HSP90 inhibitor, DMAG, synergizes with radiation of lung cancer cells by interfering with base excision and ATM-mediated DNA repair.

Inhibition of heat shock protein 90 (HSP90) leads to inappropriate processing of proteins involved in cell survival pathways. We found that HSP90 inhibitor, 17-(dimethylaminoethylamino)-17-demethoxygeldanamycin (DMAG), is synergistic with radiation for non-small cell lung cancer cell lines, NCI-H460 and A549. To establish the optimal schedule for this combination, cells were radiated before, after, or simultaneously with DMAG, and survival was scored by clonogenic assay. The sequence of DMAG administration was critical for synergy with radiation, and pretreatment for 16 h led to maximal synergy. Similar radiosensitization was observed in isogenic cells in which expression of wild-type p53 was silenced by RNA interference, although p53 loss rendered cells overall less radiosensitive. The mechanistic basis for synergy was studied by Western blotting, cell cycle analysis, alkaline comet assay, and direct measurement of the activities of key base excision repair enzymes. Regardless of schedule of administration, DMAG led to degradation of proteins involved in activation of cell survival pathways after radiation, which did not explain the differences in the schedule of administration observed in clonogenic assays. In addition to previously reported decrease in activation of ATM, pretreatment with DMAG blocked activation of base excision repair machinery and activity of key enzymes, apurinic/apyrimidinic endonuclease, and DNA polymerase-beta. Similarly, pretreatment with specific apurinic/apyrimidinic endonuclease inhibitor, CRT0044876, reproduced the effects of DMAG. Thus, administration of HSP90 inhibitors before radiation is critical for optimizing their use as radiosensitizers.
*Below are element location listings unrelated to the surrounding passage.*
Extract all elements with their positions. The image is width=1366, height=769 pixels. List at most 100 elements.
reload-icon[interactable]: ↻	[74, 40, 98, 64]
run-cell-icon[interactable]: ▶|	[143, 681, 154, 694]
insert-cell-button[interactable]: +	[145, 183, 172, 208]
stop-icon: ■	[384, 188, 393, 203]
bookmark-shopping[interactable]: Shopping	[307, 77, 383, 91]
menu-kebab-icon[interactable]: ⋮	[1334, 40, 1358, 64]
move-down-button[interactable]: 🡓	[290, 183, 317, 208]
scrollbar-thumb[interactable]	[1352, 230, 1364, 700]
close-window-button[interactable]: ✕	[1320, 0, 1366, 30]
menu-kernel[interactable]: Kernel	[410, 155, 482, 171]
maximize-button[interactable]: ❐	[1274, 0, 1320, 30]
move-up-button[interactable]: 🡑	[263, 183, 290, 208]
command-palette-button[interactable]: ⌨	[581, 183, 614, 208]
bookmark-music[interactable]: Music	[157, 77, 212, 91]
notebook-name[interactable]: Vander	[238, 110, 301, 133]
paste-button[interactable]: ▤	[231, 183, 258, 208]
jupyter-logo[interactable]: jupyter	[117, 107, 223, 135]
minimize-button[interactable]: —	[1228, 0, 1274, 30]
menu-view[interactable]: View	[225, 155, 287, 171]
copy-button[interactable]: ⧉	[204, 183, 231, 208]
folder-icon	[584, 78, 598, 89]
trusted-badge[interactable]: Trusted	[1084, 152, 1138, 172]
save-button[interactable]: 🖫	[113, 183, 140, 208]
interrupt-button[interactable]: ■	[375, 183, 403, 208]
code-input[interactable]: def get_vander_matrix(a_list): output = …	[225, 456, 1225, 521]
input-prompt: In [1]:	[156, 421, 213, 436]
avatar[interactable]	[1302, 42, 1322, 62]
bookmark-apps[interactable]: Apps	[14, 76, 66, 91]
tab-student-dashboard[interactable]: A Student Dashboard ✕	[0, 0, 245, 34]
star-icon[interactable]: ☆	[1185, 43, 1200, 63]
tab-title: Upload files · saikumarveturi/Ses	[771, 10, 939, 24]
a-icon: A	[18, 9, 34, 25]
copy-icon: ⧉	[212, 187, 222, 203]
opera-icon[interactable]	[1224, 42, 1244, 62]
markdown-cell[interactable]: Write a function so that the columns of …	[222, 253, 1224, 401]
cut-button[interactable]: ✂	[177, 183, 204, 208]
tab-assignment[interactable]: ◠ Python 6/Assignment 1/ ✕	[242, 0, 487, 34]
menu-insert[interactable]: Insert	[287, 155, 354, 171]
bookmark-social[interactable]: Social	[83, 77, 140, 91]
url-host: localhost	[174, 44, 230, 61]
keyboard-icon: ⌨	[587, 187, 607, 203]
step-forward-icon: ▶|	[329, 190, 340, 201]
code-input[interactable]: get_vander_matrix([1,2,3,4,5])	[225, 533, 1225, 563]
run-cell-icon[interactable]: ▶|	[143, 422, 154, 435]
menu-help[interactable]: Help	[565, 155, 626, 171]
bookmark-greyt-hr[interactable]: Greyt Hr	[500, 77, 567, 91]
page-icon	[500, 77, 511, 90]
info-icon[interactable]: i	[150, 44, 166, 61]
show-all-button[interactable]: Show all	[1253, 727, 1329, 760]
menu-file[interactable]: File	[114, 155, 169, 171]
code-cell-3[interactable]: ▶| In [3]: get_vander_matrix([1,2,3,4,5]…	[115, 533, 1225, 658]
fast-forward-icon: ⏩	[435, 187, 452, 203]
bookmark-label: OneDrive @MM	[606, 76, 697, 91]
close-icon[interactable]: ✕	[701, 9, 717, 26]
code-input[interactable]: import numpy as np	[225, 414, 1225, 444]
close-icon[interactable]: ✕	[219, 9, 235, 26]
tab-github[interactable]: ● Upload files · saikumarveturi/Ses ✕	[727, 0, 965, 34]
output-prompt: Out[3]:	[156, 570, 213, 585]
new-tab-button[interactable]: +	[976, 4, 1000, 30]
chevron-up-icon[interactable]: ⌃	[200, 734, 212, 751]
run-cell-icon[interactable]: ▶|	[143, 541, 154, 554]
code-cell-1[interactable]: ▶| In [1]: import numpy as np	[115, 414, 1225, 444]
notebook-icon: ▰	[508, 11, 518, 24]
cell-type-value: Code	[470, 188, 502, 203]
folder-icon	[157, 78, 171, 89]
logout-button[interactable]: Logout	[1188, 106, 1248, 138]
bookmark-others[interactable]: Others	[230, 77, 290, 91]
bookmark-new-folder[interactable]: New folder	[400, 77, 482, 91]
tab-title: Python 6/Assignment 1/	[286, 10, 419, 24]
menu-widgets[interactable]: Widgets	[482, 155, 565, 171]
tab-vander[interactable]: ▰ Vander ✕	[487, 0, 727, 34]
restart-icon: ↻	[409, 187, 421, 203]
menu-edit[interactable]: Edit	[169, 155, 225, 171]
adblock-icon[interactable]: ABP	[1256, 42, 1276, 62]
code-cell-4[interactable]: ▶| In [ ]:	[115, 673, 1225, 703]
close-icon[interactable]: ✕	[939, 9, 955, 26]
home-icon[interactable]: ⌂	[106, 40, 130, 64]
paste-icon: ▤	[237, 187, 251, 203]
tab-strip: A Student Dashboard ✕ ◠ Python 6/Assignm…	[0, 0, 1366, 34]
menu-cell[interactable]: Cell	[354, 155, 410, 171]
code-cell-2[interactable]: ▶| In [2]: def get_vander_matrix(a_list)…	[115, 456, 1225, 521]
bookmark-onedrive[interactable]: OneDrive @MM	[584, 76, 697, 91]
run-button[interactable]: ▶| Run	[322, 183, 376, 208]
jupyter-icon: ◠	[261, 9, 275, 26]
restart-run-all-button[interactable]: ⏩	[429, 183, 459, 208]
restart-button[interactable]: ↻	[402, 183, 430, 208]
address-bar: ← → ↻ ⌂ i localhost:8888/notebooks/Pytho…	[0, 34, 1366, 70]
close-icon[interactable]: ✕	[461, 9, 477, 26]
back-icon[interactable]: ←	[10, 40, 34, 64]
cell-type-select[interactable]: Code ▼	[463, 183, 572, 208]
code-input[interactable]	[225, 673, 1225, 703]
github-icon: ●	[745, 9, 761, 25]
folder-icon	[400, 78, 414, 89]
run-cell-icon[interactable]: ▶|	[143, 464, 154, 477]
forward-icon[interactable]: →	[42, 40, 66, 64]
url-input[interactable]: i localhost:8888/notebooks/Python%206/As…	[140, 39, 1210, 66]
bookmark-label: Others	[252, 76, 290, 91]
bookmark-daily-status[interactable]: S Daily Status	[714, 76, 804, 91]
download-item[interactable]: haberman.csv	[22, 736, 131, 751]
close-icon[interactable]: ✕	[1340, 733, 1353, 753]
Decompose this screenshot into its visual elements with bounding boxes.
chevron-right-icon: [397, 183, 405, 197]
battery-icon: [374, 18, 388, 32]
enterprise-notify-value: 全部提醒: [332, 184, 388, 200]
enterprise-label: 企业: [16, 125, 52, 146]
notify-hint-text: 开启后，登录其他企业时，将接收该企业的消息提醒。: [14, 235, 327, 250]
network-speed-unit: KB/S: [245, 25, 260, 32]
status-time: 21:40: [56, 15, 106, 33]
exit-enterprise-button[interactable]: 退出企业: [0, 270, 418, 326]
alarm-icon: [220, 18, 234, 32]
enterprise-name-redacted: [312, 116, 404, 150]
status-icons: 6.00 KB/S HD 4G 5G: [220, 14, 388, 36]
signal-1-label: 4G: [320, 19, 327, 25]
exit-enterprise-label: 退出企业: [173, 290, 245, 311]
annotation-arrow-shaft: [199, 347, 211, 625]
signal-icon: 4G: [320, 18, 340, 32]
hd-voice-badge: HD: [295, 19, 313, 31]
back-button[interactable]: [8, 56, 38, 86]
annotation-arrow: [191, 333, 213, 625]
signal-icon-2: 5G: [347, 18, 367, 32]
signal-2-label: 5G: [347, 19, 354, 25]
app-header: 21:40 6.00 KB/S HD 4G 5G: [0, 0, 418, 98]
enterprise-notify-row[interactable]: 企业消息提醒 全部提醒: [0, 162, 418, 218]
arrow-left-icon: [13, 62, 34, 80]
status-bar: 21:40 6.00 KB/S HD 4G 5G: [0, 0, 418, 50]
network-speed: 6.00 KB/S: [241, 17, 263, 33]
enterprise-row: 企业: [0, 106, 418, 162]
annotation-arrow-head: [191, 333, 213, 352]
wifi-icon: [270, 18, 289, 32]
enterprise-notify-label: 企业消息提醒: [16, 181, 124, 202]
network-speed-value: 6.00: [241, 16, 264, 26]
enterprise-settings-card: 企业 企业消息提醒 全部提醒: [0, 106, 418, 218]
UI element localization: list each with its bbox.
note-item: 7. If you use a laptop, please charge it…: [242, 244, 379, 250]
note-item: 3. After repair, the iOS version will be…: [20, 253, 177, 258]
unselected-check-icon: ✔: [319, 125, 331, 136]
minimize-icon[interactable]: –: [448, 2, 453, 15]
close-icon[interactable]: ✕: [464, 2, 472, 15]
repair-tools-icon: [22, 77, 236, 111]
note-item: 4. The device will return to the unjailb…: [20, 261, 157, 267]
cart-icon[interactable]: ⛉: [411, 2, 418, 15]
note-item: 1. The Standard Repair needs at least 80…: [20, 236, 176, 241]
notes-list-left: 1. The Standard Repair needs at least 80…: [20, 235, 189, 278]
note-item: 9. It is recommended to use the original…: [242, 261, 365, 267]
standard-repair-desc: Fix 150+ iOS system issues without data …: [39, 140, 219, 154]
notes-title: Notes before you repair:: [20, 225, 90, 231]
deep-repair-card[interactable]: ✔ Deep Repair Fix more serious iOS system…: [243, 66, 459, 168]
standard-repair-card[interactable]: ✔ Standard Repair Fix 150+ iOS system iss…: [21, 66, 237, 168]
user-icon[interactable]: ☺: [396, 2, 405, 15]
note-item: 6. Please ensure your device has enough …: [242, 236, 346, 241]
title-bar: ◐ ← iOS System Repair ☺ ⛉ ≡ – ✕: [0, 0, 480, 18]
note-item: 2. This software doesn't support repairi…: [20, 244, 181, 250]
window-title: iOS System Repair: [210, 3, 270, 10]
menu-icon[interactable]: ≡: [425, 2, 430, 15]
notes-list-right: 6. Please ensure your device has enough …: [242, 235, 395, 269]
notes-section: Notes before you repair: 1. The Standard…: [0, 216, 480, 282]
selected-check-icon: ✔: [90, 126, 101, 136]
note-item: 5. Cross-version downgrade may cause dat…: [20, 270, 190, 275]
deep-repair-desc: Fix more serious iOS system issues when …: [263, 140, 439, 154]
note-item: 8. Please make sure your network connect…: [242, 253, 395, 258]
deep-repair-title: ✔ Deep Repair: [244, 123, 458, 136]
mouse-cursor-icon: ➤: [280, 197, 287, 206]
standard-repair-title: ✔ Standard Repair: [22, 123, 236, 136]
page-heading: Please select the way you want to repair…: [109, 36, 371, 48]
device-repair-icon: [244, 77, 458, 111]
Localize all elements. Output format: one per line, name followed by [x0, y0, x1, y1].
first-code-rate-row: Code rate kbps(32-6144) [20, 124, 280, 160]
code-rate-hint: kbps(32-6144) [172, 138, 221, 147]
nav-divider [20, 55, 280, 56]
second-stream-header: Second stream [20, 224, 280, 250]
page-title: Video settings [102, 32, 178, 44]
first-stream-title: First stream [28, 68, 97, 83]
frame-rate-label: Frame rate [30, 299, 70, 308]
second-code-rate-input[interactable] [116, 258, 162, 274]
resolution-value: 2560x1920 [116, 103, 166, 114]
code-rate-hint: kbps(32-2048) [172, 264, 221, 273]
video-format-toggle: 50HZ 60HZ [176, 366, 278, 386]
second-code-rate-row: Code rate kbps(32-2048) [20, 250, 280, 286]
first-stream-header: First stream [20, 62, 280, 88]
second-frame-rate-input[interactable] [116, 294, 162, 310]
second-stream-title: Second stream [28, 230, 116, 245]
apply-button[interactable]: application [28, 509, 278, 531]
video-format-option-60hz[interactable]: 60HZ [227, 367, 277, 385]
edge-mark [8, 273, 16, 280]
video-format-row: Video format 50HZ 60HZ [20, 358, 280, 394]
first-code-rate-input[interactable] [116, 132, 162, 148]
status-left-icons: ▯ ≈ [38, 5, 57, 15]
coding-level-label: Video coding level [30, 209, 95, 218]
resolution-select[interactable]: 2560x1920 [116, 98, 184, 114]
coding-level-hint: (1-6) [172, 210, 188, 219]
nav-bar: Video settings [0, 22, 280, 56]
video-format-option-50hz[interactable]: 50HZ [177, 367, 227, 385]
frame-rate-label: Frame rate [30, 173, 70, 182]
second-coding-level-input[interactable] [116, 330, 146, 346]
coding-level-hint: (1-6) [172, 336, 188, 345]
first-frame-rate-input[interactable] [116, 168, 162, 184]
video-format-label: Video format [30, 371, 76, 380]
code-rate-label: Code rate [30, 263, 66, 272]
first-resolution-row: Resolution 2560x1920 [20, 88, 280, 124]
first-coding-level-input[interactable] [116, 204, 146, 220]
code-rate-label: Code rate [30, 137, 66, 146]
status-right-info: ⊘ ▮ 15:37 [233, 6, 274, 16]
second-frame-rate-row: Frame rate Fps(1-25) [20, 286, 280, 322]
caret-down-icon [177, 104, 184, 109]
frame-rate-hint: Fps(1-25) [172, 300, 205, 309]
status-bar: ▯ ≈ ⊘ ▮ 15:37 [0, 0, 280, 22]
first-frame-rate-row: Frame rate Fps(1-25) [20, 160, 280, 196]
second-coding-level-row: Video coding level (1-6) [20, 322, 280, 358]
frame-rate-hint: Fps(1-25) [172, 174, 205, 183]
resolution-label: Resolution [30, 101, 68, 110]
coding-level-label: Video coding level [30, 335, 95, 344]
Schedule-dependent synergy between the heat shock protein 90 inhibitor 17-(dimethylaminoethylamino)-17-demethoxygeldanamycin and doxorubicin restores apoptosis to p53-mutant lymphoma cell lines.

PURPOSE: Loss of p53 function impairs apoptosis induced by DNA-damaging agents used for cancer therapy. Here, we examined the effect of the heat shock protein 90 (HSP90) inhibitor 17-(dimethylaminoethylamino)-17-demethoxygeldanamycin (DMAG) on doxorubicin-induced apoptosis in lymphoma. We aimed to establish the optimal schedule for administration of both drugs in combination and the molecular basis for their interaction. EXPERIMENTAL DESIGN: Isogenic lymphoblastoid and nonisogenic lymphoma cell lines differing in p53 status were exposed to each drug or combination. Drug effects were examined using Annexin V, active caspase-3, cell cycle, and cytotoxicity assays. Synergy was evaluated by median effect/combination index. Protein expression and kinase inhibition provided insight into the molecular mechanisms of drug interaction. RESULTS: Presence of mutant p53 conferred increased survival to single agents. Nevertheless, DMAG showed synergistic toxicity with doxorubicin independently of p53 status. Synergy required exposure to doxorubicin before DMAG. DMAG-mediated down-regulation of CHK1, a known HSP90 client, forced doxorubicin-treated cells into premature mitosis followed by apoptosis. A CHK1 inhibitor, SB-218078, reproduced the effect of DMAG. Administration of DMAG before doxorubicin resulted in G1-S arrest and protection from apoptosis, leading to additive or antagonistic interactions that were exacerbated by p53 mutation. CONCLUSIONS: Administration of DMAG to doxorubicin-primed cells induced premature mitosis and had a synergistic effect on apoptosis regardless of p53 status. These observations provide a rationale for prospective clinical trials and stress the need to consider schedule of exposure as a critical determinant of the overall response when DMAG is combined with chemotherapeutic agents for the treatment of patients with relapsed/refractory disease.